Köln. Eigentlich sollte der prachtvolle Hotelbau neben dem Kölner Dom nur saniert werden. Eine Geschichte der Verzögerungen.

Es steht in bester Lage direkt neben dem Weltkulturerbe. Tausende Touristen passieren es jeden Tag. Doch seit 2013 ist das Kölner Dom-Hotel geschlossen und gammelt vor sich hin. Moos setzt an der Fassade an, die Fenster sind milchig geworden.
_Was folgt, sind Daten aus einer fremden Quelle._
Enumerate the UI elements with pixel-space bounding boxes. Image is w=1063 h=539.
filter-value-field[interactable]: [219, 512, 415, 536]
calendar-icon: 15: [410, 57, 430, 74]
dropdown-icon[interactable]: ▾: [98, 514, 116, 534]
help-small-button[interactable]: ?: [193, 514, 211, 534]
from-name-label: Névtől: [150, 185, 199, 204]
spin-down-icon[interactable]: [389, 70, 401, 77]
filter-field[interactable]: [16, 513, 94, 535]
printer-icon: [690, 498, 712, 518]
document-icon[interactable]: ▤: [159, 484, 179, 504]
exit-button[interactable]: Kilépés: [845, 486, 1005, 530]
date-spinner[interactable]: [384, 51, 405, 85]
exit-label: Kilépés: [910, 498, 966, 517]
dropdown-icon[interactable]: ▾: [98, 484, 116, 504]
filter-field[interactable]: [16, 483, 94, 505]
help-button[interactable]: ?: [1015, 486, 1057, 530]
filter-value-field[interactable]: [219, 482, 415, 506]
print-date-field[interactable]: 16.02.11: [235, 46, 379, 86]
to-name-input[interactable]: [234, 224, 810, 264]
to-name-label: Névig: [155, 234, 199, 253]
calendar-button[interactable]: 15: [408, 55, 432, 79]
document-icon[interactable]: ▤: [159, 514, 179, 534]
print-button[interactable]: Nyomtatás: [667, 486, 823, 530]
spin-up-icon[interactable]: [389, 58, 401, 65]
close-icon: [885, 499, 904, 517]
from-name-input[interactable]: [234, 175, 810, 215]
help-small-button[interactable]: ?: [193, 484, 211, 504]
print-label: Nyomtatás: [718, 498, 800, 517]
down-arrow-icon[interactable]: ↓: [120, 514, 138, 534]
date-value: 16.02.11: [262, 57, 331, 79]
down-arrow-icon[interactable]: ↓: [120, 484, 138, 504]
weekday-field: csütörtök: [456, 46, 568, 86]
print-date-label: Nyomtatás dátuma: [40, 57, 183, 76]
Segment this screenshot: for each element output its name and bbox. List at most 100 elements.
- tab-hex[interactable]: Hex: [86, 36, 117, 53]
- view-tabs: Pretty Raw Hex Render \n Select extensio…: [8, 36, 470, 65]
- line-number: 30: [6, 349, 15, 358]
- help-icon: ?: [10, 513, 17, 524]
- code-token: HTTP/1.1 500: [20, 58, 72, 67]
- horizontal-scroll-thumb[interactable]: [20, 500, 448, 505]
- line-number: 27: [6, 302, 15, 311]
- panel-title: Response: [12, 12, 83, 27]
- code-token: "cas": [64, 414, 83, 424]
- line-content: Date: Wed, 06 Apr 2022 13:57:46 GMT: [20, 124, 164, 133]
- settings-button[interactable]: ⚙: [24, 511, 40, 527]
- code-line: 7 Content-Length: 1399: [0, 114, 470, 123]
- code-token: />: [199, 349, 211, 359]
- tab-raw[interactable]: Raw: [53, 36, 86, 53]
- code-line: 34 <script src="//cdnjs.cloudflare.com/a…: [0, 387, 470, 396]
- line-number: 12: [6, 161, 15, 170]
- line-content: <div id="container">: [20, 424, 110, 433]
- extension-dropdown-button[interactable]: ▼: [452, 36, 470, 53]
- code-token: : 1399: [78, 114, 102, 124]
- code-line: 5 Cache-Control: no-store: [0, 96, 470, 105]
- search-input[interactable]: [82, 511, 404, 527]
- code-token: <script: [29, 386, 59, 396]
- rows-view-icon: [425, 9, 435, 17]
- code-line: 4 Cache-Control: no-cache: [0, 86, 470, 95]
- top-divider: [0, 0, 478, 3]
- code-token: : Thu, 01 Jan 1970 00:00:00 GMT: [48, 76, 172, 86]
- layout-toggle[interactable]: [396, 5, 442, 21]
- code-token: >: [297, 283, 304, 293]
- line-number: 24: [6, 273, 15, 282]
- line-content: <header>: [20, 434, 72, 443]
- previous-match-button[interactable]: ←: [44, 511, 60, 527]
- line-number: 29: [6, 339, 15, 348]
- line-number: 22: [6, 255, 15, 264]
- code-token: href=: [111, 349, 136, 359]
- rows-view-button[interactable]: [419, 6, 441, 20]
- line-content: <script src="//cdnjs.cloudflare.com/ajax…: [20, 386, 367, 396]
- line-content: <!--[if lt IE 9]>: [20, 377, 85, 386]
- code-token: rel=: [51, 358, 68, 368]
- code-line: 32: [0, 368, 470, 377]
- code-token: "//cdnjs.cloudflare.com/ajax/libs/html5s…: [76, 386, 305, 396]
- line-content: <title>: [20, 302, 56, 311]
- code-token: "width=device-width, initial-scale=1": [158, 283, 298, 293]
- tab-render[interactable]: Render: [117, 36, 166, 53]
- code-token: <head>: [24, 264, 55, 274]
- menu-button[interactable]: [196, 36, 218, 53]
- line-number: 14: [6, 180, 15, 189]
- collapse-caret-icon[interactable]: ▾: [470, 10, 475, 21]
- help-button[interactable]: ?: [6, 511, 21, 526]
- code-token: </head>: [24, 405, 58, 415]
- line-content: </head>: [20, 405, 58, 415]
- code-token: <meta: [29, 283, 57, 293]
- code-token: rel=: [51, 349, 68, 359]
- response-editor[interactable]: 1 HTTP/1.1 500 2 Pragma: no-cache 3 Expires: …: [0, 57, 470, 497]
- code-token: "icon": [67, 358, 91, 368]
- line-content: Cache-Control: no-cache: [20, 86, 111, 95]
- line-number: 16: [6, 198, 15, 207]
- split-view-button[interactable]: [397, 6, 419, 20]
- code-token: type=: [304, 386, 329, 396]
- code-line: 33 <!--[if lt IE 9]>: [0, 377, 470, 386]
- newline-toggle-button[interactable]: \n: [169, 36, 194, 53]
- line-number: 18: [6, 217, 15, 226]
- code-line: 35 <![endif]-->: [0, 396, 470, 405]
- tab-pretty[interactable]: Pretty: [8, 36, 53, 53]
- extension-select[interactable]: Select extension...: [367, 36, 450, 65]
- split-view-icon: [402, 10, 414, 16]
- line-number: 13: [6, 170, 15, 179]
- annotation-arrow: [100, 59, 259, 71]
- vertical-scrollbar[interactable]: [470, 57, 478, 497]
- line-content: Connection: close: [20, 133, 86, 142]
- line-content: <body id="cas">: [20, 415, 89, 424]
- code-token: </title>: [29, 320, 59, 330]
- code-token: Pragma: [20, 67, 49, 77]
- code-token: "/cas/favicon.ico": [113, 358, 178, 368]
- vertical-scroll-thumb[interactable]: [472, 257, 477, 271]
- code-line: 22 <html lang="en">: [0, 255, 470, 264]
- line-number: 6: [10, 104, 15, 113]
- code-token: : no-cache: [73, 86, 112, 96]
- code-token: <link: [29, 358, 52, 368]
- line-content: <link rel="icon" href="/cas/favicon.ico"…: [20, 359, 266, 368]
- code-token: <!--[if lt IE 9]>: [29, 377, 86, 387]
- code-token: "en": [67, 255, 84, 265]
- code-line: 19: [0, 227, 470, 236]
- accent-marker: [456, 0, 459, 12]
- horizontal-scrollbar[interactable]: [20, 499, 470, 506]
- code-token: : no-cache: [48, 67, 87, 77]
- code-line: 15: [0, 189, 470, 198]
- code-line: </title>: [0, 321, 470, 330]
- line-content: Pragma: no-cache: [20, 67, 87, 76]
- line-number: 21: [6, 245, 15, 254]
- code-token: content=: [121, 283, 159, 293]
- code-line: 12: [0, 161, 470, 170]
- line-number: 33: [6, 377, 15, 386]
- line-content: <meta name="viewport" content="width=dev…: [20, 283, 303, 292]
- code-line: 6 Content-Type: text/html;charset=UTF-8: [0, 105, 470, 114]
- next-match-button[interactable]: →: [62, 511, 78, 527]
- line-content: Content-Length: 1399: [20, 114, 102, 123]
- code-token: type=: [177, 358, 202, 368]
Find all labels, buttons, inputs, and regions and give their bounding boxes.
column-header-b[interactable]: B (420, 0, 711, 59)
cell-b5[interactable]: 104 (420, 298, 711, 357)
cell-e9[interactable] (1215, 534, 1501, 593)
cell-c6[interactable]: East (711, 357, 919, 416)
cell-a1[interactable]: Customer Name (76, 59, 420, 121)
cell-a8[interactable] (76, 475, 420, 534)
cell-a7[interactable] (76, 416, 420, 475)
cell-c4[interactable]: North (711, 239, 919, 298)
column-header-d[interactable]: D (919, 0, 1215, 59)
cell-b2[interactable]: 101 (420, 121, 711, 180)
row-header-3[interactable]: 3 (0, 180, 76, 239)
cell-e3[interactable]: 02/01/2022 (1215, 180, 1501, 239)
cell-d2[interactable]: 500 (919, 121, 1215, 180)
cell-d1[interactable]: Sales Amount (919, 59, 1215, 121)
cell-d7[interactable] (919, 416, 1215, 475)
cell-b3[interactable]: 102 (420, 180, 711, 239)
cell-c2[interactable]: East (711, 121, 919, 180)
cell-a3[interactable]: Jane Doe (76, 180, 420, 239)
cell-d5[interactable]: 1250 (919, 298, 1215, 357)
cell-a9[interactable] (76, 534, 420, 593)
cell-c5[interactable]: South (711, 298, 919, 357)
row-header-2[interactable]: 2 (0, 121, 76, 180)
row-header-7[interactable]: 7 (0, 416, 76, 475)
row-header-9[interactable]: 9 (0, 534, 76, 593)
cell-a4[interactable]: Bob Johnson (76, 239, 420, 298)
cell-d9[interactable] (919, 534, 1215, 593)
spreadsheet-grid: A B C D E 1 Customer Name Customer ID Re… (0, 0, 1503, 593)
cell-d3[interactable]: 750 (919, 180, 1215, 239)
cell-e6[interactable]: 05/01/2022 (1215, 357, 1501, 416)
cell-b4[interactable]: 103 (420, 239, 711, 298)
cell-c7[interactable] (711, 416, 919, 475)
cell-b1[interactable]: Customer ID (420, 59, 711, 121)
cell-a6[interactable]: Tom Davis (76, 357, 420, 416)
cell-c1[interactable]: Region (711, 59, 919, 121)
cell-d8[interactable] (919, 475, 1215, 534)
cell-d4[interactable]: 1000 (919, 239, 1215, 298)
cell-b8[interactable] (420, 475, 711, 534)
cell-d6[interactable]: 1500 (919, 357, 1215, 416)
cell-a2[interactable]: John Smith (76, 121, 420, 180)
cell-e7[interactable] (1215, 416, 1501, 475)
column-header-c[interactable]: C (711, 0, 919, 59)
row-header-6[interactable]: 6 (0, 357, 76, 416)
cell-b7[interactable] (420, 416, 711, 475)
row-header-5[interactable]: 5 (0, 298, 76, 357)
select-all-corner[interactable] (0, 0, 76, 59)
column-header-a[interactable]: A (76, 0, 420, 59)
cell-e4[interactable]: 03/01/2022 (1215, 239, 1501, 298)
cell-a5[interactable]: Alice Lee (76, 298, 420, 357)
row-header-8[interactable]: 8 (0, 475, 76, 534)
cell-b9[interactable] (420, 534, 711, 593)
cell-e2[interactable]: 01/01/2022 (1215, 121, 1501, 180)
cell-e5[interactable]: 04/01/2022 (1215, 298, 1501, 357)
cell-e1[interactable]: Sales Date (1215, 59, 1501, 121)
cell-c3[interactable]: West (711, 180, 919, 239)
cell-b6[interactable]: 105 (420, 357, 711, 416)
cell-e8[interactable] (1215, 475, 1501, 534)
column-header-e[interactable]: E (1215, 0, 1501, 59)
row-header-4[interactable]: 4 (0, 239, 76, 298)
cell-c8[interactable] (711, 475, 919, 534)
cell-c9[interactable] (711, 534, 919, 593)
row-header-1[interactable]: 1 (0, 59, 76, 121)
Zuletzt machte der einst prachtvolle Bau aus der Kaiserzeit in der Lokalpresse Schlagzeilen, weil der Leuchtschrift ein "l" abhanden gekommen war: "Dom-Hote".

Seit Jahren soll die ehemalige Luxusherberge umgebaut werden. Der Eröffnungstermin wurde mehrfach verschoben. Die Kölner fragen sich längst, ob dort überhaupt etwas passiert. Ein weiteres Endlos-Bauprojekt in der Stadt wie die Oper?

"Das Problem ist die Bausubstanz", sagt Bauingenieur und Projektmanager Turadj Zarinfar. "Wenn man das ganze Ausmaß früher gekannt hätte, hätten hier keine Gäste mehr absteigen dürfen." Zarinfar spricht von einer "lebensgefährlichen Situation". Schon lange erfülle das Dom-Hotel nicht mehr die Anforderungen an die Statik und den Brandschutz. Doch erst beim Freilegen seien die Probleme Schicht für Schicht ans Licht gekommen.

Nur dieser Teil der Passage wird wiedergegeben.